IRFAN SIDDIQUI: Meezan Bank has always worked with the Vision of establishing Islamic banking as banking of first choice. Keeping true to this Vision, we have never consciously tried to differentiate ourselves from the Islamic banking industry. We believe that Islamic banking offers a distinct customer centric value proposition and underlying these operations are the attributes of complete transparency. Our aim and wish is that the Islamic finance market in the country should grow. I believe that the Islamic banking industry in Pakistan is well poised to expand. Instead of seeing other Islamic banks or windows as direct competition, we work with them and support them. We share good assets with our peer Islamic banks, which is how the market will gain depth and growth. The differentiating factor is up to the consumer, we grow as the industry grows. For some it would be the pricing, for others it would be accessibility or environment – it all depends on the consumer. We would never advertise saying how we are different from other Islamic banks.
PAGE: YOUR VIEWS ON THE SUPPORT OF THE GOVERNMENT OF PAKISTAN FOR ISLAMIC BANKING:
IRFAN SIDDIQUI: The Government has shown keen interest in developing Islamic banking through its strategic five-year plan. As a member of the Government’s Steering Committee of Islamic Banking, I have strongly advocated that the government should place the excess liquidity of the entire Islamic finance sector at the same rate offered to conventional banks. There still exists an asset/liability gap management problem for this industry and this does not merely pertain to Islamic banks, but to Islamic mutual funds, Islamic Takaful and Islamic investors. The Government and the regulators have made great strides in expanding Islamic finance, but much work remains to be done.

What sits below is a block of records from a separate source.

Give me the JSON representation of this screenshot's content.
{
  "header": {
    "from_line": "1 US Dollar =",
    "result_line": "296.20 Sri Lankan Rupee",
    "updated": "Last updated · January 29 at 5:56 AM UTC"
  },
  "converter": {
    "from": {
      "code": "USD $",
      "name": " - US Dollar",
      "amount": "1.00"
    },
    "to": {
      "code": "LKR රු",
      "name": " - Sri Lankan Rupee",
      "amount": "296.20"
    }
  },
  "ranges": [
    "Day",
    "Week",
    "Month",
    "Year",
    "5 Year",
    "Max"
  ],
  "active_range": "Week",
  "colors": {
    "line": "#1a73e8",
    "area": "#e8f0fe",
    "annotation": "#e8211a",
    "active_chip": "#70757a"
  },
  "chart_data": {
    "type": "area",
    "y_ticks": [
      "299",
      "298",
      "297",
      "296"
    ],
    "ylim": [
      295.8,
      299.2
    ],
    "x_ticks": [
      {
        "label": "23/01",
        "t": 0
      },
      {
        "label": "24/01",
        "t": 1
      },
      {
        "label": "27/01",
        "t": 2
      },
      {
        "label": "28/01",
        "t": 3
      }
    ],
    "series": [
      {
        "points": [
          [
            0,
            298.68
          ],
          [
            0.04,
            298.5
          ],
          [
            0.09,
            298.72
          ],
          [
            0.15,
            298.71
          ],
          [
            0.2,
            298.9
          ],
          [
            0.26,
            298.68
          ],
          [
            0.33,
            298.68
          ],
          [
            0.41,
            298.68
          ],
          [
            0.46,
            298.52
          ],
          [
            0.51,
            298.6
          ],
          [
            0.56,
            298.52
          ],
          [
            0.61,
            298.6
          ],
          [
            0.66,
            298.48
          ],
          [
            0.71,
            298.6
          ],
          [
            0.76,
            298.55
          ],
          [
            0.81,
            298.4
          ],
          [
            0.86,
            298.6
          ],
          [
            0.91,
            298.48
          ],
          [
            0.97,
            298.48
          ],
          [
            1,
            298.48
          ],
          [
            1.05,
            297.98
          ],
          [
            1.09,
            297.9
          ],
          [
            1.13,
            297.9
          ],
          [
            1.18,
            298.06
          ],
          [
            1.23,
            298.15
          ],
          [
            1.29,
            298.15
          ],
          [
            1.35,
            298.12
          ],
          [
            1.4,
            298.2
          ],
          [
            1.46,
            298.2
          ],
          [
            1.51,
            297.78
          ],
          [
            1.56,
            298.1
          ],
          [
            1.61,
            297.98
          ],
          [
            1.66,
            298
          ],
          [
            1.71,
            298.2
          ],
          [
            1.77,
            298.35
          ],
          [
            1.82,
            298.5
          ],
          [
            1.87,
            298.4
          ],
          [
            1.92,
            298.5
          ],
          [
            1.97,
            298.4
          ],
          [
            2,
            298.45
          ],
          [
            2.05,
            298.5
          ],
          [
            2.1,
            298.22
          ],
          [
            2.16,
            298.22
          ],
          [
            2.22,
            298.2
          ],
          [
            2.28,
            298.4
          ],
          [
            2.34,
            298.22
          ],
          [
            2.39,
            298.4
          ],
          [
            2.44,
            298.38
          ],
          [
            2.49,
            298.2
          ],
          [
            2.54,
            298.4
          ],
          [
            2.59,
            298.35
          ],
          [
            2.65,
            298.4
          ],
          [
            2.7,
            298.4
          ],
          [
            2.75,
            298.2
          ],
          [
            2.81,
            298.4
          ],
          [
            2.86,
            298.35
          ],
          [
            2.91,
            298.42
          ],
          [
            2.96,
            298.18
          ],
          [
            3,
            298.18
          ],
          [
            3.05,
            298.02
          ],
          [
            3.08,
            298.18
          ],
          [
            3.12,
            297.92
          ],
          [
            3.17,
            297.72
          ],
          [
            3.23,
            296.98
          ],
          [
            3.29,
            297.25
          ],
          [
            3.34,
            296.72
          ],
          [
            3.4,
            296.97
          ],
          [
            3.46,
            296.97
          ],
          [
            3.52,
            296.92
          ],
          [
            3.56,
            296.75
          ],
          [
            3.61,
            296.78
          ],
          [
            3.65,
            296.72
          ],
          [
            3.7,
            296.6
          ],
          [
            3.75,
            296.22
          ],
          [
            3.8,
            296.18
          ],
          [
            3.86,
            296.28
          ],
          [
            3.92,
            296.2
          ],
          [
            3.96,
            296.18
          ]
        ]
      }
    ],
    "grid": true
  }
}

PAGE: MOST OF THE MID TO SENIOR MANAGEMENT IN ISLAMIC BANKS IS DRAWN FROM CONVENTIONAL BANKS. YOUR VIEWS:
IRFAN SIDDIQUI: This is a challenge and there is a significant learning curve for people coming from conventional banks. Meezan runs rigorous training initiatives to enhance our staff’s knowledge and skills on Islamic banking and its products and processes. These include a comprehensive orientation program for new staff (senior and junior), certificate programs on Islamic banking and refresher programs on Islamic banking products and their underlying concepts. We have four dedicated learning centers and we support institutions such as the Centre for Islamic Economics (CIE), SBP and National Institute of Banking and Finance (NIBAF) in conducting Islamic banking training sessions.
PAGE: WHY DON’T ISLAMIC BANKS ADVERTISE AS AGGRESSIVELY AS CONVENTIONAL BANKS?
IRFAN SIDDIQUI: Again, it’s a 90-10 rule. Conventional banks are almost 90%. If those banks run one ad each, it will seem a lot. And if the 10% advertise –even throughout the year, it will seem much less in comparison. Also, marketing budgets have a direct correlation with an organization’s overall profitability – we are not huge so our marketing budgets are not huge. However, in the last couple of years a forum was created by the SBP in which all 22 banks pooled and collected funds to raise awareness about Islamic banking. The SBP also initiated a mass media campaign last year to raise awareness about the value proposition of Islamic finance.